The temple located in Bhainsa village consists of garbhagriha, antarala and pillared mandapa that adorn the various directions of the Temple. The central four pillars show some of the best sculptural representations. Shaivite dwarapalas (carrying damaru, trisula, gada etc. in their hands) are carved here on antarala doorjambs and dwarapala sculptures at the entrance of the temple. Due to this evidence, it was once considered to be a Shaiva Temple, but there was no presence of Shivalinga in the garbhagriha. Presently it is known as Gopalji Temple/Gopalkrishna mandir since the temple now has a Krishna idol which is kept here in the garbhagriha and worshipped by the local people. A Vaishnava temple, with structures belonging to Shaivism is considered unique and hence this temple is popular with historians, for its impressive history as well as the sculptures that adorn the walls and pillars.

- Narasimha Mandir
- Mysamma Mandir
- Shiva Temple
- Sri Mahadev Mandir
- Saibaba Temple
- Borra Ganesh Mandir
- Jatashankar Mandir
- Shani Mandir
- Maha Lakshmi Mandir
- Gopal Krishna Mandir

== Agriculture ==
Major crops include cotton, paddy, maize, vegetables and sugarcane.

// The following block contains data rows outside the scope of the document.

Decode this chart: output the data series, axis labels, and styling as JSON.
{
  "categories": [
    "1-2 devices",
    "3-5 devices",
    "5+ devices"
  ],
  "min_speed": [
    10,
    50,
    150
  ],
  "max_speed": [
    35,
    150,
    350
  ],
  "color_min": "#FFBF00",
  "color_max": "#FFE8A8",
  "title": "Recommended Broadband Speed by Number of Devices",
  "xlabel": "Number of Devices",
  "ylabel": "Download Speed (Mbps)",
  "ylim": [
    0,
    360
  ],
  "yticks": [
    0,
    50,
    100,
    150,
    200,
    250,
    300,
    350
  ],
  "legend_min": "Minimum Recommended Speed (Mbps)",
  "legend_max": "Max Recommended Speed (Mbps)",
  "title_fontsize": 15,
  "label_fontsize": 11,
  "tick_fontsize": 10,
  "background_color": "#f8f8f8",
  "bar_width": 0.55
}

Gaddenavagu or Suddavagu is a medium irrigation project across Suddavagu which is a tributary of Godavari near Bhainsa in Nirmal district. The reservoir is situated at a distance of 2 km northwest of Bhainsa. The project grounded in the year constituency. The project commenced in 2000 and was completed during 2006.

The project provides irrigation potential to 20 villages in Lokeshwaram, Bhainsa, and Mudhole mandals for irrigating an ayacut of 14000 acres, as well as drinking water supply to Bhainsa town and 237 villages of Mudhole. Districts and mandals benefited Lokeshwaram, Bhainsa, and Mudhole mandals of Nirmal District IrrigationPotential (in acres):- Provides ayacut of 14000 acres in 20 villages of Nirmal district.